Welcome to Detroit City

Posted by Katie Dudzinski at Tuesday, December 30, 2014


On the first day of my community APPE, I hopped in my car and headed to a place as unknown to me as the arctic tundra: Detroit. A city where my grandparents had once found careers and raised my parents, who, like most other Polish-American middle-class families, fled to the suburbs the moment they had the opportunity. Once established in Troy, my parents only visited the Motor City for downtown hockey games and theatrical performances. Before this rotation, I had only known the city for its stretch of I-75, and everything beyond was left to footage seen on the news and the internet. Little did I know, I would be experiencing Detroit first-hand during my third rotation in community pharmacy.
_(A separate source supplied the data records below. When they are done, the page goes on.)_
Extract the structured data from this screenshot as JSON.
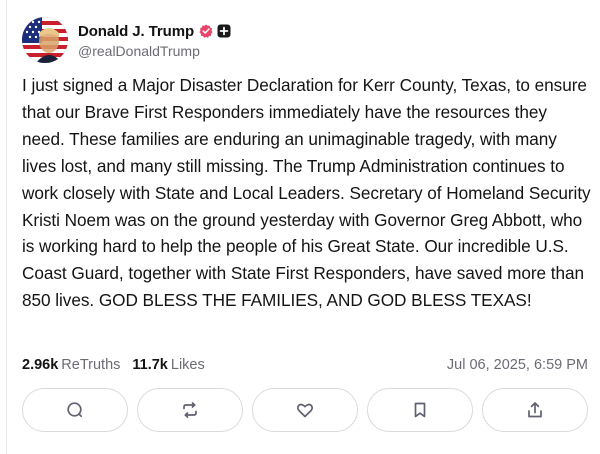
{
  "post": {
    "author": {
      "display_name": "Donald J. Trump",
      "handle": "@realDonaldTrump",
      "avatar_icon": "flag-avatar",
      "verified_icon": "verified-badge-icon",
      "verified_color": "#e8456b",
      "plus_icon": "plus-badge-icon"
    },
    "text": "I just signed a Major Disaster Declaration for Kerr County, Texas, to ensure that our Brave First Responders immediately have the resources they need. These families are enduring an unimaginable tragedy, with many lives lost, and many still missing. The Trump Administration continues to work closely with State and Local Leaders. Secretary of Homeland Security Kristi Noem was on the ground yesterday with Governor Greg Abbott, who is working hard to help the people of his Great State. Our incredible U.S. Coast Guard, together with State First Responders, have saved more than 850 lives. GOD BLESS THE FAMILIES, AND GOD BLESS TEXAS!",
    "stats": {
      "retruths_count": "2.96k",
      "retruths_label": "ReTruths",
      "likes_count": "11.7k",
      "likes_label": "Likes"
    },
    "timestamp": "Jul 06, 2025, 6:59 PM",
    "actions": [
      {
        "name": "reply",
        "icon": "comment-icon"
      },
      {
        "name": "retruth",
        "icon": "repost-icon"
      },
      {
        "name": "like",
        "icon": "heart-icon"
      },
      {
        "name": "bookmark",
        "icon": "bookmark-icon"
      },
      {
        "name": "share",
        "icon": "share-icon"
      }
    ],
    "colors": {
      "text": "#141414",
      "muted": "#6b6b76",
      "border": "#dadadf",
      "icon": "#5f6070"
    }
  }
}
I first arrived at midtown, on the northwest portion of Wayne State University's campus, on a warm September morning. After an hour and 15 minutes of sitting in traffic, the 5 minute walk to the independently-owned pharmacy felt nothing short of amazing. When I stepped inside the small downtown-like shop, I knew I would be walking into the most interesting 5 weeks of my fall semester.

University Pharmacy is an independently-owned pharmacy by an Rph whose main professional goal is getting PharmDs health provider status. While one pharmacist manages the daily duties inside the store such as checking prescriptions and maintaining inventory, the owner, my preceptor, spends her time in the community providing services and advocating for the profession. My first day, while I figured out how to park at Wayne State's campus without being a student, my preceptor quizzed me on my strengths, weaknesses, and future plans for the profession.
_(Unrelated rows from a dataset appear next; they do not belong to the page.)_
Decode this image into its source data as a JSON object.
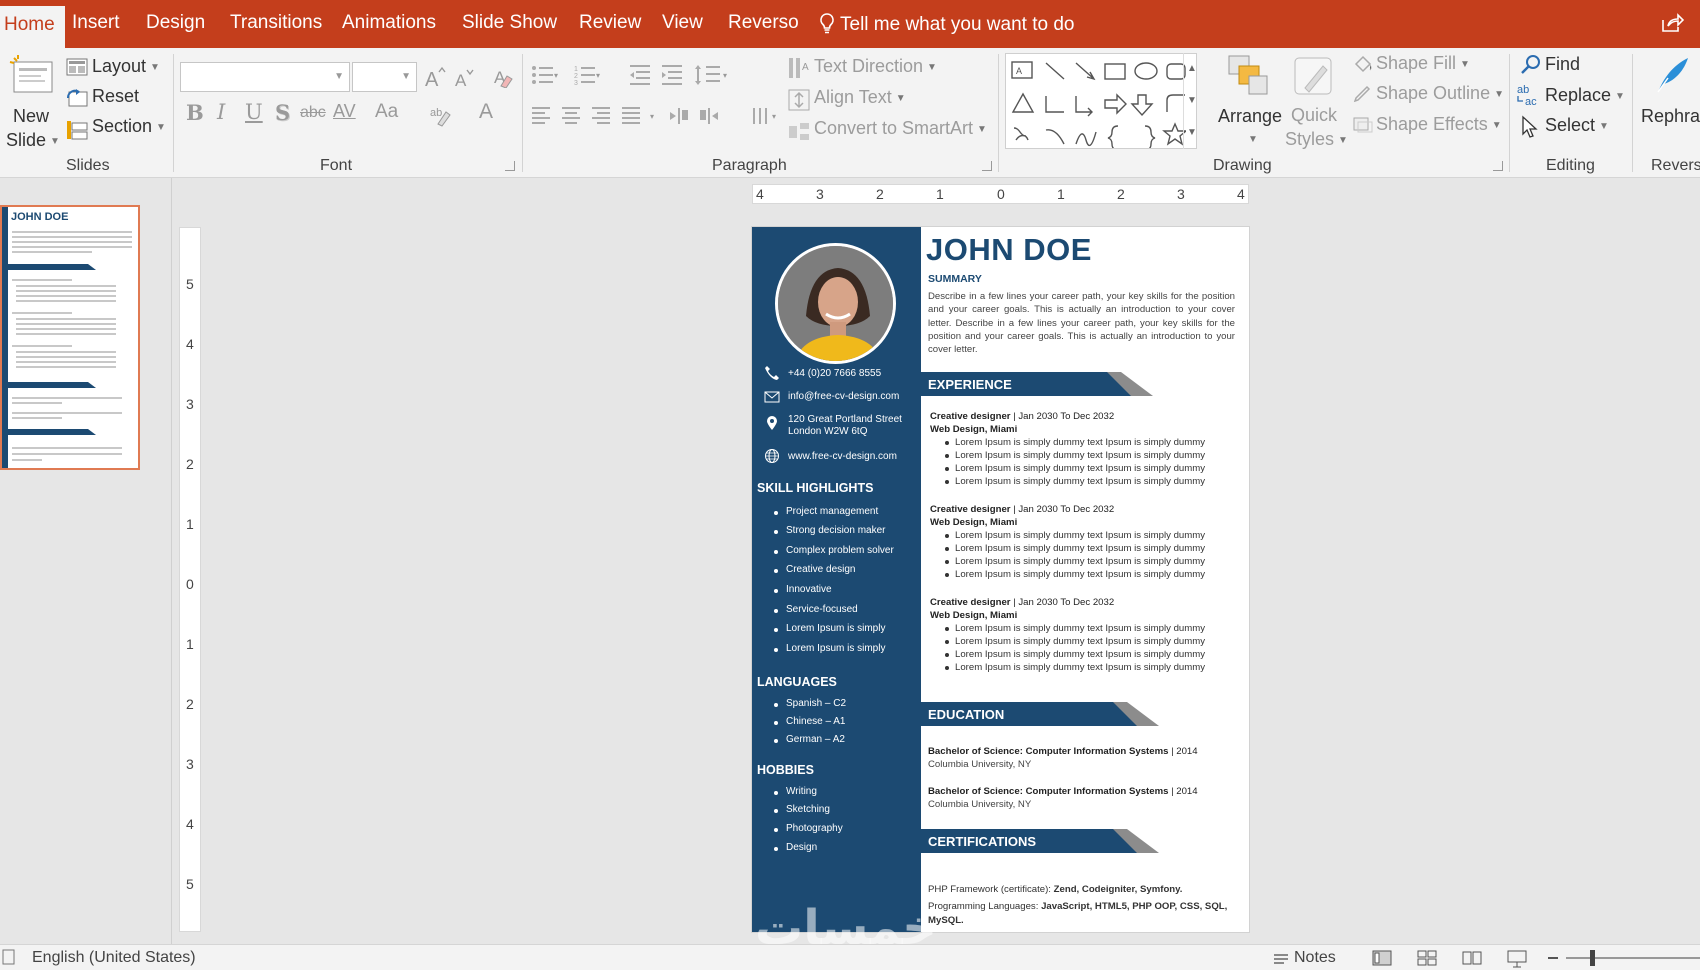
{
  "ribbon_tabs": [
    "Home",
    "Insert",
    "Design",
    "Transitions",
    "Animations",
    "Slide Show",
    "Review",
    "View",
    "Reverso"
  ],
  "tell_me": "Tell me what you want to do",
  "slides_group": {
    "new_slide_line1": "New",
    "new_slide_line2": "Slide",
    "layout": "Layout",
    "reset": "Reset",
    "section": "Section",
    "label": "Slides"
  },
  "font_group": {
    "label": "Font",
    "underline": "U",
    "bold": "B",
    "italic": "I",
    "shadow": "S",
    "strike": "abc",
    "spacing": "AV",
    "change_case": "Aa",
    "color_a": "A"
  },
  "paragraph_group": {
    "label": "Paragraph",
    "text_direction": "Text Direction",
    "align_text": "Align Text",
    "convert_smartart": "Convert to SmartArt"
  },
  "drawing_group": {
    "label": "Drawing",
    "arrange": "Arrange",
    "quick_styles_1": "Quick",
    "quick_styles_2": "Styles",
    "shape_fill": "Shape Fill",
    "shape_outline": "Shape Outline",
    "shape_effects": "Shape Effects"
  },
  "editing_group": {
    "label": "Editing",
    "find": "Find",
    "replace": "Replace",
    "select": "Select"
  },
  "reverso_group": {
    "rephrase": "Rephras",
    "label": "Revers"
  },
  "rulers": {
    "horizontal": [
      "4",
      "3",
      "2",
      "1",
      "0",
      "1",
      "2",
      "3",
      "4"
    ],
    "vertical": [
      "5",
      "4",
      "3",
      "2",
      "1",
      "0",
      "1",
      "2",
      "3",
      "4",
      "5"
    ]
  },
  "resume": {
    "name": "JOHN DOE",
    "summary_heading": "SUMMARY",
    "summary_text": "Describe in a few lines your career path, your key skills for the position and your career goals. This is actually an introduction to your cover letter. Describe in a few lines your career path, your key skills for the position and your career goals. This is actually an introduction to your cover letter.",
    "contact": {
      "phone": "+44 (0)20 7666 8555",
      "email": "info@free-cv-design.com",
      "address_1": "120 Great Portland Street",
      "address_2": "London W2W 6tQ",
      "website": "www.free-cv-design.com"
    },
    "skills_heading": "SKILL HIGHLIGHTS",
    "skills": [
      "Project management",
      "Strong decision maker",
      "Complex problem solver",
      "Creative design",
      "Innovative",
      "Service-focused",
      "Lorem Ipsum is simply",
      "Lorem Ipsum is simply"
    ],
    "languages_heading": "LANGUAGES",
    "languages": [
      "Spanish – C2",
      "Chinese – A1",
      "German – A2"
    ],
    "hobbies_heading": "HOBBIES",
    "hobbies": [
      "Writing",
      "Sketching",
      "Photography",
      "Design"
    ],
    "experience_heading": "EXPERIENCE",
    "experience": [
      {
        "title": "Creative designer",
        "dates": " | Jan 2030 To Dec 2032",
        "company": "Web Design, Miami",
        "bullets": [
          "Lorem Ipsum is simply dummy text Ipsum is simply dummy",
          "Lorem Ipsum is simply dummy text Ipsum is simply dummy",
          "Lorem Ipsum is simply dummy text Ipsum is simply dummy",
          "Lorem Ipsum is simply dummy text Ipsum is simply dummy"
        ]
      },
      {
        "title": "Creative designer",
        "dates": " | Jan 2030 To Dec 2032",
        "company": "Web Design, Miami",
        "bullets": [
          "Lorem Ipsum is simply dummy text Ipsum is simply dummy",
          "Lorem Ipsum is simply dummy text Ipsum is simply dummy",
          "Lorem Ipsum is simply dummy text Ipsum is simply dummy",
          "Lorem Ipsum is simply dummy text Ipsum is simply dummy"
        ]
      },
      {
        "title": "Creative designer",
        "dates": " | Jan 2030 To Dec 2032",
        "company": "Web Design, Miami",
        "bullets": [
          "Lorem Ipsum is simply dummy text Ipsum is simply dummy",
          "Lorem Ipsum is simply dummy text Ipsum is simply dummy",
          "Lorem Ipsum is simply dummy text Ipsum is simply dummy",
          "Lorem Ipsum is simply dummy text Ipsum is simply dummy"
        ]
      }
    ],
    "education_heading": "EDUCATION",
    "education": [
      {
        "degree": "Bachelor of Science: Computer Information Systems",
        "year": " | 2014",
        "school": "Columbia University, NY"
      },
      {
        "degree": "Bachelor of Science: Computer Information Systems",
        "year": " | 2014",
        "school": "Columbia University, NY"
      }
    ],
    "certifications_heading": "CERTIFICATIONS",
    "cert_line_1_prefix": "PHP Framework (certificate): ",
    "cert_line_1_bold": "Zend, Codeigniter, Symfony.",
    "cert_line_2_prefix": "Programming Languages: ",
    "cert_line_2_bold": "JavaScript, HTML5, PHP OOP, CSS, SQL, MySQL."
  },
  "thumbnail": {
    "name": "JOHN DOE"
  },
  "watermark": "خمسات",
  "status_bar": {
    "language": "English (United States)",
    "notes": "Notes"
  },
  "colors": {
    "ribbon_accent": "#c43e1c",
    "resume_navy": "#1c4a72",
    "band_shadow": "#8c8c8c",
    "thumb_border": "#e07a52"
  }
}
While I didn't spend any time during this rotation learning therapeutic concepts, I instead spent my 40 hours per week providing TB tests and flu shots to different sites within the Wayne State Physician group. My preceptor alerted me to the worries some health care workers had regarding the shot and the pharmacists that provided them. While in the clinics, the complaints patients had about pharmacists providing immunizations stung as much as the shot itself. We even had one secretary ask for a nurse to provide the shot instead of me!
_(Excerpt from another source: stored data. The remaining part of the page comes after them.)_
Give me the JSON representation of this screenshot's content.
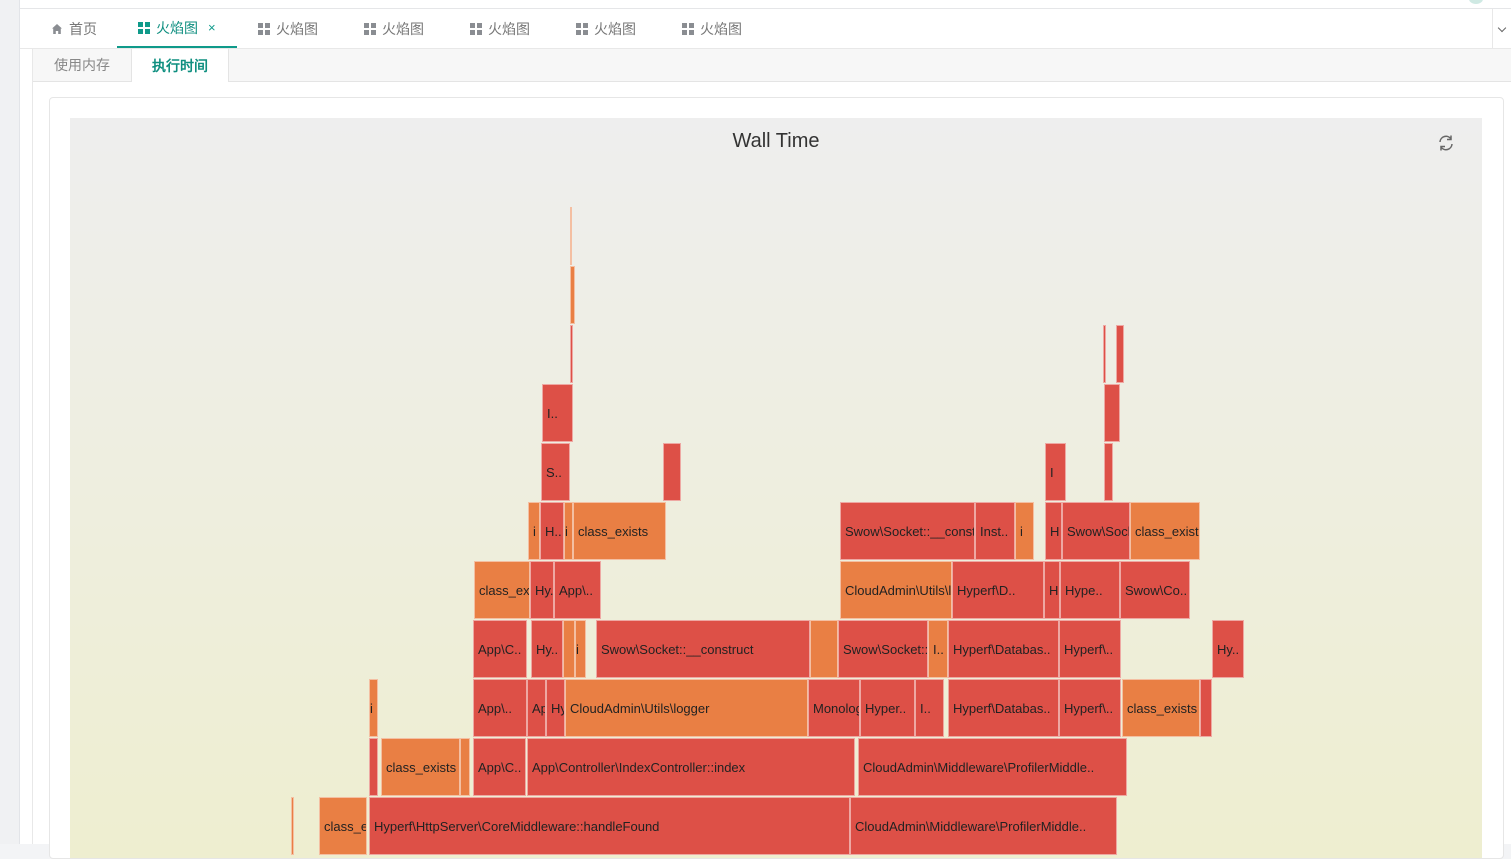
{
  "tabs": [
    {
      "label": "首页",
      "icon": "home-icon",
      "active": false,
      "closable": false
    },
    {
      "label": "火焰图",
      "icon": "grid-icon",
      "active": true,
      "closable": true
    },
    {
      "label": "火焰图",
      "icon": "grid-icon",
      "active": false,
      "closable": false
    },
    {
      "label": "火焰图",
      "icon": "grid-icon",
      "active": false,
      "closable": false
    },
    {
      "label": "火焰图",
      "icon": "grid-icon",
      "active": false,
      "closable": false
    },
    {
      "label": "火焰图",
      "icon": "grid-icon",
      "active": false,
      "closable": false
    },
    {
      "label": "火焰图",
      "icon": "grid-icon",
      "active": false,
      "closable": false
    }
  ],
  "close_glyph": "×",
  "subtabs": [
    {
      "label": "使用内存",
      "active": false
    },
    {
      "label": "执行时间",
      "active": true
    }
  ],
  "chart": {
    "title": "Wall Time",
    "refresh_icon": "refresh-icon",
    "colors": {
      "red": "#dd5047",
      "orange": "#e97f44",
      "accent": "#0f9a8a"
    }
  },
  "frames": [
    {
      "label": "class_exists",
      "level": 0,
      "start": 249,
      "end": 297,
      "color": "orange"
    },
    {
      "label": "Hyperf\\HttpServer\\CoreMiddleware::handleFound",
      "level": 0,
      "start": 299,
      "end": 780,
      "color": "red"
    },
    {
      "label": "CloudAdmin\\Middleware\\ProfilerMiddle..",
      "level": 0,
      "start": 780,
      "end": 1047,
      "color": "red"
    },
    {
      "label": "",
      "level": 0,
      "start": 221,
      "end": 224,
      "color": "orange"
    },
    {
      "label": "",
      "level": 1,
      "start": 299,
      "end": 308,
      "color": "red"
    },
    {
      "label": "class_exists",
      "level": 1,
      "start": 311,
      "end": 390,
      "color": "orange"
    },
    {
      "label": "",
      "level": 1,
      "start": 390,
      "end": 400,
      "color": "orange"
    },
    {
      "label": "App\\C..",
      "level": 1,
      "start": 403,
      "end": 456,
      "color": "red"
    },
    {
      "label": "App\\Controller\\IndexController::index",
      "level": 1,
      "start": 457,
      "end": 785,
      "color": "red"
    },
    {
      "label": "CloudAdmin\\Middleware\\ProfilerMiddle..",
      "level": 1,
      "start": 788,
      "end": 1057,
      "color": "red"
    },
    {
      "label": "i",
      "level": 2,
      "start": 299,
      "end": 308,
      "color": "orange"
    },
    {
      "label": "App\\..",
      "level": 2,
      "start": 403,
      "end": 457,
      "color": "red"
    },
    {
      "label": "App\\C..",
      "level": 2,
      "start": 457,
      "end": 476,
      "color": "red"
    },
    {
      "label": "Hy..",
      "level": 2,
      "start": 476,
      "end": 495,
      "color": "red"
    },
    {
      "label": "CloudAdmin\\Utils\\logger",
      "level": 2,
      "start": 495,
      "end": 738,
      "color": "orange"
    },
    {
      "label": "Monolog\\Lo..",
      "level": 2,
      "start": 738,
      "end": 790,
      "color": "red"
    },
    {
      "label": "Hyper..",
      "level": 2,
      "start": 790,
      "end": 845,
      "color": "red"
    },
    {
      "label": "I..",
      "level": 2,
      "start": 845,
      "end": 874,
      "color": "red"
    },
    {
      "label": "Hyperf\\Databas..",
      "level": 2,
      "start": 878,
      "end": 989,
      "color": "red"
    },
    {
      "label": "Hyperf\\..",
      "level": 2,
      "start": 989,
      "end": 1051,
      "color": "red"
    },
    {
      "label": "class_exists",
      "level": 2,
      "start": 1052,
      "end": 1130,
      "color": "orange"
    },
    {
      "label": "",
      "level": 2,
      "start": 1130,
      "end": 1142,
      "color": "red"
    },
    {
      "label": "App\\C..",
      "level": 3,
      "start": 403,
      "end": 457,
      "color": "red"
    },
    {
      "label": "Hy..",
      "level": 3,
      "start": 461,
      "end": 493,
      "color": "red"
    },
    {
      "label": "",
      "level": 3,
      "start": 493,
      "end": 505,
      "color": "orange"
    },
    {
      "label": "i",
      "level": 3,
      "start": 505,
      "end": 516,
      "color": "orange"
    },
    {
      "label": "Swow\\Socket::__construct",
      "level": 3,
      "start": 526,
      "end": 740,
      "color": "red"
    },
    {
      "label": "",
      "level": 3,
      "start": 740,
      "end": 768,
      "color": "orange"
    },
    {
      "label": "Swow\\Socket::__..",
      "level": 3,
      "start": 768,
      "end": 858,
      "color": "red"
    },
    {
      "label": "I..",
      "level": 3,
      "start": 858,
      "end": 878,
      "color": "orange"
    },
    {
      "label": "Hyperf\\Databas..",
      "level": 3,
      "start": 878,
      "end": 989,
      "color": "red"
    },
    {
      "label": "Hyperf\\..",
      "level": 3,
      "start": 989,
      "end": 1051,
      "color": "red"
    },
    {
      "label": "Hy..",
      "level": 3,
      "start": 1142,
      "end": 1174,
      "color": "red"
    },
    {
      "label": "class_exists",
      "level": 4,
      "start": 404,
      "end": 460,
      "color": "orange"
    },
    {
      "label": "Hy..",
      "level": 4,
      "start": 460,
      "end": 484,
      "color": "red"
    },
    {
      "label": "App\\..",
      "level": 4,
      "start": 484,
      "end": 531,
      "color": "red"
    },
    {
      "label": "CloudAdmin\\Utils\\logger",
      "level": 4,
      "start": 770,
      "end": 882,
      "color": "orange"
    },
    {
      "label": "Hyperf\\D..",
      "level": 4,
      "start": 882,
      "end": 974,
      "color": "red"
    },
    {
      "label": "H",
      "level": 4,
      "start": 974,
      "end": 990,
      "color": "red"
    },
    {
      "label": "Hype..",
      "level": 4,
      "start": 990,
      "end": 1050,
      "color": "red"
    },
    {
      "label": "Swow\\Co..",
      "level": 4,
      "start": 1050,
      "end": 1120,
      "color": "red"
    },
    {
      "label": "i",
      "level": 5,
      "start": 458,
      "end": 470,
      "color": "orange"
    },
    {
      "label": "H..",
      "level": 5,
      "start": 470,
      "end": 494,
      "color": "red"
    },
    {
      "label": "i",
      "level": 5,
      "start": 494,
      "end": 503,
      "color": "orange"
    },
    {
      "label": "class_exists",
      "level": 5,
      "start": 503,
      "end": 596,
      "color": "orange"
    },
    {
      "label": "Swow\\Socket::__construct",
      "level": 5,
      "start": 770,
      "end": 905,
      "color": "red"
    },
    {
      "label": "Inst..",
      "level": 5,
      "start": 905,
      "end": 945,
      "color": "red"
    },
    {
      "label": "i",
      "level": 5,
      "start": 945,
      "end": 964,
      "color": "orange"
    },
    {
      "label": "H",
      "level": 5,
      "start": 975,
      "end": 992,
      "color": "red"
    },
    {
      "label": "Swow\\Socket::__c..",
      "level": 5,
      "start": 992,
      "end": 1060,
      "color": "red"
    },
    {
      "label": "class_exists",
      "level": 5,
      "start": 1060,
      "end": 1130,
      "color": "orange"
    },
    {
      "label": "S..",
      "level": 6,
      "start": 471,
      "end": 500,
      "color": "red"
    },
    {
      "label": "",
      "level": 6,
      "start": 593,
      "end": 611,
      "color": "red"
    },
    {
      "label": "I",
      "level": 6,
      "start": 975,
      "end": 996,
      "color": "red"
    },
    {
      "label": "",
      "level": 6,
      "start": 1034,
      "end": 1043,
      "color": "red"
    },
    {
      "label": "I..",
      "level": 7,
      "start": 472,
      "end": 503,
      "color": "red"
    },
    {
      "label": "",
      "level": 7,
      "start": 1034,
      "end": 1050,
      "color": "red"
    },
    {
      "label": "",
      "level": 8,
      "start": 500,
      "end": 503,
      "color": "red"
    },
    {
      "label": "",
      "level": 8,
      "start": 1033,
      "end": 1036,
      "color": "red"
    },
    {
      "label": "",
      "level": 8,
      "start": 1046,
      "end": 1054,
      "color": "red"
    },
    {
      "label": "",
      "level": 9,
      "start": 500,
      "end": 505,
      "color": "orange"
    },
    {
      "label": "",
      "level": 10,
      "start": 500,
      "end": 502,
      "color": "orange"
    }
  ]
}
In addition to perfecting my flu shot education and technique, I also learned about the unique challenges that independent pharmacies face. For example, during my internship at CVS, I never had to examine the pharmacy reimbursement for each prescription, the inventory and production used scanners for accuracy, and all tasks, including flu shots and other services, were provided right at the pharmacy front counter. At University Pharmacy, I was able to see how little the pharmacy gets reimbursed for selling generic medications, that the pharmacy did not have the funds for scanner-integrated technology, and that all services, including flu shots, were provided in a separate office in back. In order for the pharmacy to stay competitive against the nearby chains, they partnered with Wayne State University to run flu clinics, provide lectures for the medical students, and screen blood pressure, cholesterol, and glucose for Wayne State faculty and staff.

In a brisk day in mid-October, I hopped onto the Lodge freeway and headed from Detroit to Ann Arbor one final time. Even though I was excited to have less of my money spent on gasoline, I was sad to leave University Pharmacy and Midtown Detroit, a place that had very quickly felt like home. Although I did not leave my rotation with new clinical knowledge about certain disease states, I felt invigorated to become a leader in the community pharmacy setting. And I felt excited to once again visit Detroit, a city which now feels a little less unknown.